Sobre cadeirinha, especialistas veem retrocesso e "redação ruim" em projeto
Resumo da notícia
- ONG avalia que proposta mantém infração gravíssima para transporte irregular
- Das crianças que morrem hoje no trânsito, 40% são ocupantes de veículos
- Qualquer flexibilização está "totalmente equivocada", diz estudioso
A proposta apresentada pelo governo federal de não mais aplicar multa a motoristas que transportarem crianças sem os dispositivos de retenção adequados ou fora do banco traseiro está "totalmente equivocada" e representa um retrocesso, de acordo com especialistas consultados por UOL Carros.
Além disso, há a avaliação de que o projeto de lei com essas e outras mudanças no CTB (Código de Trânsito Brasileiro), apresentado na última terça (4) à Câmara dos Deputados pelo presidente Jair Bolsonaro, tem redação "ruim". Especialmente no que se refere ao uso das "cadeirinhas", dando margem a interpretações quanto às punições previstas no projeto -- que precisa ser aprovado pelos deputados federais e senadores.
A parte do texto relativa ao transporte de crianças em veículos se limita a dizer que "a violação do disposto no Artigo 64 [do CTB, que trata do tema] será punida apenas com advertência por escrito" -- no entanto, Bolsonaro afirmou em entrevista veiculada anteontem (5) no "Jornal Nacional" que "continua valendo a infração para pontuação, apenas tirei o dinheiro.

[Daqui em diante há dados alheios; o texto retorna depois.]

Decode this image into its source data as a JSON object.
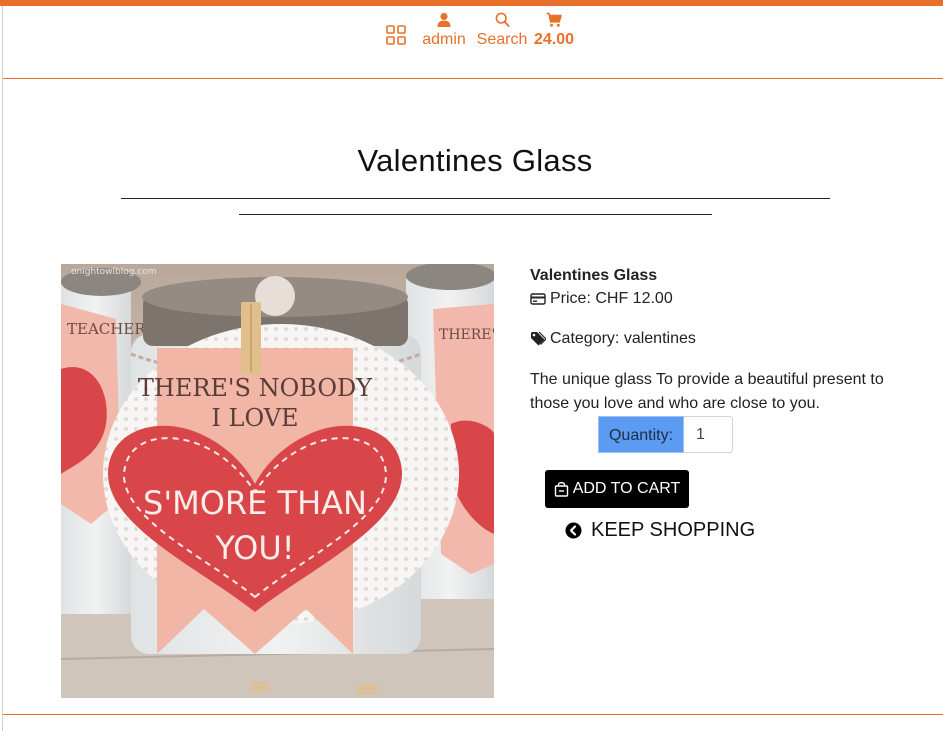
{
  "nav": {
    "admin_label": "admin",
    "search_label": "Search",
    "cart_total": "24.00",
    "accent_color": "#e8702a"
  },
  "page": {
    "title": "Valentines Glass"
  },
  "product": {
    "name": "Valentines Glass",
    "price_label": "Price: CHF 12.00",
    "category_label": "Category: valentines",
    "description": "The unique glass To provide a beautiful present to those you love and who are close to you.",
    "image": {
      "tag_line1": "THERE'S NOBODY",
      "tag_line2": "I LOVE",
      "heart_line1": "S'MORE THAN",
      "heart_line2": "YOU!",
      "side_tag_left": "TEACHER ANT",
      "side_tag_right": "THERE'S ASS",
      "watermark": "onightowlblog.com"
    }
  },
  "quantity": {
    "label": "Quantity:",
    "value": "1"
  },
  "actions": {
    "add_to_cart": "ADD TO CART",
    "keep_shopping": "KEEP SHOPPING"
  }
}
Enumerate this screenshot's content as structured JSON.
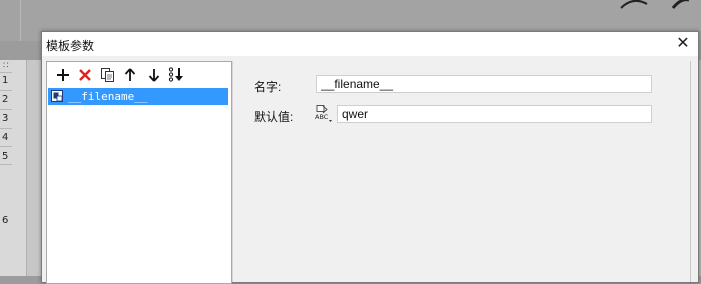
{
  "background": {
    "row_numbers": [
      "1",
      "2",
      "3",
      "4",
      "5",
      "6"
    ],
    "grip_glyph": "∷"
  },
  "dialog": {
    "title": "模板参数",
    "close_glyph": "✕"
  },
  "toolbar": {
    "buttons": [
      {
        "name": "add-icon"
      },
      {
        "name": "delete-icon"
      },
      {
        "name": "copy-icon"
      },
      {
        "name": "move-up-icon"
      },
      {
        "name": "move-down-icon"
      },
      {
        "name": "move-bottom-icon"
      }
    ],
    "colors": {
      "delete": "#e0231f",
      "dark": "#111111"
    }
  },
  "tree": {
    "items": [
      {
        "label": "__filename__",
        "selected": true
      }
    ],
    "selected_color": "#3399ff"
  },
  "form": {
    "name_label": "名字:",
    "name_value": "__filename__",
    "default_label": "默认值:",
    "default_value": "qwer",
    "type_icon_text": "ABC"
  }
}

Vamos ver se o pessoal vai começar a multar como multa. Ou é apenas a multa pela multa?".
Margem para interpretações
Para o Observatório Nacional de Segurança Viária, a questão da cadeirinha é "um dos pontos que necessita ser amplamente debatido, diante da redação ruim", avalia Renato Campestrini, gerente técnico da ONG.
Na interpretação do especialista, o projeto de lei não revoga o Artigo 168 do CTB, outro que aborda o assunto -- portanto, o transporte irregular de crianças continuaria uma infração gravíssima, que hoje impõe multa de R$ 293,47 e sete pontos no prontuário da CNH (Carteira Nacional de Habilitação).
Campestrini diz, ainda, que a refererida advertência por escrito descrita no projeto seria aplicável apenas para infrações de natureza leve ou média, algo previsto no CTB, como uso de equipamento de retenção inadequado. "A advertência por escrito se aplicaria, por exemplo, quando uma criança que deveria estar na cadeirinha e está em um assento de elevação. Certo é que qualquer proposta que flexibilize o transporte de crianças no interior do veículo está totalmente equivocada".
De acordo com o Observatório, das crianças que morrem hoje no trânsito do Brasil, 40% são ocupantes de veículos. "Essa é a principal causa de morte desse público", complementa.
Os incisos 1 e 2 do novo Artigo 64 proposto pela gestão Bolsonaro preveem, respectivamente: que as crianças "com idade até sete anos e meio serão transportadas nos bancos traseiros e utilizarão dispositivos de retenção adaptados ao peso e à idade; com idade superior a sete anos e meio e inferior a 10 anos serão transportadas nos bancos traseiros e utilizarão cinto de segurança".
"Fiscalizar equipamento é inviável, mas pior é não multar"
Para Eduardo Biavati, pesquisador especializado em segurança e educação no trânsito, fiscalizar o tipo de equipamento de retenção e se ele está de acordo com a idade da criança hoje é algo "inviável", mas pior é não aplicar multa nenhuma.
"A fiscalização dessa questão crucial das cadeirinhas, que é um dos mecanismos de segurança mais eficientes que existem, é quase impossível. Porque é muito difícil, os próprios pais não sabem, é muito difícil escolher o tipo de cadeirinha, as crianças são diferentes. Ninguém vai fiscalizar se a idade está correta para o tipo de aparelho que está sendo usado. Nunca foi viável, mas é perfeitamente viável penalizar aquele pai ou mãe motoristas quando não há cadeirinha nenhuma", opina.
"Pergunto: em que essa medida promoverá a proteção das vidas das crianças?", prossegue. Biavati destaca que hoje o Brasil é o quarto país no mundo, dentre 178 nações, que mais mata gente no trânsito, com cerca de 40 mil vítimas fatais por ano. "Uma situação vergonhosa".
Ele aponta que o Brasil vai chegar a maio de 2020, segundo projeções do Ministério da Saúde, com uma redução de 10%, 11% no total de mortos registrado em 2011.
"Essa mudança na legislação afrouxa os avanços que nós obtivemos muito demoradamente. Basta pontuar a questão da cadeirinha. Na prática, tornou-se figurativo, trouxe uma opção para pais e mães usarem a cadeirinha. Na pior das hipóteses, você vai receber um papel escrito, que não leva a nada, nem sequer uma multa, uma penalidade financeira", finaliza.